The brahmin’s wife soon gave birth to a son. When the child grew up, the father took him to visit Sri Akkalkot Maharaj’s temple. As soon as they reached within the precincts of the temple, the child became terrified and refused to go closer to the deity. The father persisted, however, and dragged the boy to the sanctum sanctorum, but much to his dismay, the boy died in the Swami’s presence and the father was grief-stricken. Immediately, the saint appeared there and consoled the wailing devotee by reminding him of what he forewarned (A child will come, but he will go away). The Maharaj then explained that the son was really the demon who had partaken of the holy food. By bringing the son in the saint’s holy presence, Akkalkot Maharaj had liberated him from his painful existence. The brahmin finally realized God’s workings and sought blessings to have another child. Due to God’s grace a son did take birth in a very short period of time and the entire family lived happily.
Such are God’s workings. Always mysterious, but always beneficial.
The Guru Charitra narrates the wonderful account of a devotee whom the Lord Dattatreya visited in His physical form. The Lord appeared at the doorstep of the devotee in the form of a monk begging for food. The devotee was not at home and his wife attended to the needs of the Guru. On His way out, the Lord uprooted a vegetable plant that was the only source of meals for the family. When the wife discovered this, she was petrified and wailed inconsolably. The devotee returned to find his wife bemoaning the loss.
He was a true devotee, however, and explained to her the importance of equanimity in the wake of pain and pleasure, both products of our own actions. After the explanation, he tried to replant the tree and in the process discovered a pot of gold that was buried there. Had the Lord not inflicted the momentary pain, could the family have discovered the buried treasure?
Lord Krishna gave a unique demonstration about this truth as well. A brahmin devotee once came to seek His blessings. On securing Krishna’s blessings, the brahmin’s cow (his only source of sustenance) died immediately. Arjuna was by Krishna’s side when this happened and he did not lose the opportunity to question the strange occurrence.

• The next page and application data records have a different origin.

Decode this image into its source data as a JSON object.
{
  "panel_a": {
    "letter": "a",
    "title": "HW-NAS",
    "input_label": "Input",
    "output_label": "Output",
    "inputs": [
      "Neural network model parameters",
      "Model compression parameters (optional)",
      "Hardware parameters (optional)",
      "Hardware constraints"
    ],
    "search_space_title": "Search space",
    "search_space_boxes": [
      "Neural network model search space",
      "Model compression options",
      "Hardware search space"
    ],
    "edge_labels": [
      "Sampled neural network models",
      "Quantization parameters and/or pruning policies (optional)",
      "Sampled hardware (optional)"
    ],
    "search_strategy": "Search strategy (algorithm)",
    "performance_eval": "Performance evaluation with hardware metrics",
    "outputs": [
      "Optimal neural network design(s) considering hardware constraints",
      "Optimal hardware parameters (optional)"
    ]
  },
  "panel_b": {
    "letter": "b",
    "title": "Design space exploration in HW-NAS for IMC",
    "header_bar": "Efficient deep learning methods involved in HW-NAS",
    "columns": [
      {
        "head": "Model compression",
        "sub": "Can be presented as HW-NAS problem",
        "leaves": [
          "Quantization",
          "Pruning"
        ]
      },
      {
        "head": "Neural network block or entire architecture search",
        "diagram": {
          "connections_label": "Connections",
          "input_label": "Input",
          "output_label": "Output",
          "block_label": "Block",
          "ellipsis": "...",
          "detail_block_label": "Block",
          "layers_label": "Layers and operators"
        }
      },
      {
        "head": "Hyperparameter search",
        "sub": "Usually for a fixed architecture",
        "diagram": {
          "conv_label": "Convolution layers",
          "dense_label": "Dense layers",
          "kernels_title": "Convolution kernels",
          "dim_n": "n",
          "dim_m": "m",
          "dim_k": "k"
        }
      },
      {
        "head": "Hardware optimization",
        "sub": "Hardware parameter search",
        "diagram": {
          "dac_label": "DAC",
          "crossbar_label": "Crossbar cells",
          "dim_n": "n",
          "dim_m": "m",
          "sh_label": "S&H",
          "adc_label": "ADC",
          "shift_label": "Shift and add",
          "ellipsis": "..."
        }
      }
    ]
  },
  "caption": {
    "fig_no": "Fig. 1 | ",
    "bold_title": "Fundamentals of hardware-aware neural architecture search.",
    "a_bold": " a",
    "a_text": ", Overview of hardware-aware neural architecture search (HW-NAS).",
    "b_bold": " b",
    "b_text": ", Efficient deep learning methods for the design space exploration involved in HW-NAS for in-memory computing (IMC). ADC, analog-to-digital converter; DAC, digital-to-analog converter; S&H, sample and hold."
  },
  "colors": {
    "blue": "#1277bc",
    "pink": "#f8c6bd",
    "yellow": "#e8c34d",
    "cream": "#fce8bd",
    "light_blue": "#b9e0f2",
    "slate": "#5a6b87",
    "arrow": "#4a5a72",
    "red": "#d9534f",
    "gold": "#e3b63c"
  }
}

The Divine One immediately explained that He wanted to grace the brahmin with divine blessings, a pre-requisite for which would be unconditional reliance on God. Reliance on one’s own possessions would only hinder the divine blessings that were to fill the brahmin’s life. In the worldly sense this event would be considered a tragedy, but in reality it served as blessing in disguise, for the brahmin’s responsibility was being borne by none other than the merciful Lord Himself.
When we are surrounded by difficult circumstances, we often experience pain and disappointment, but it is only when we look back at the course of events that we realize that all did happen for a good reason, for our own good. Our vision is short-sighted but God has an aerial view of things and so He knows what is best for us and always does what is best for us in the long run.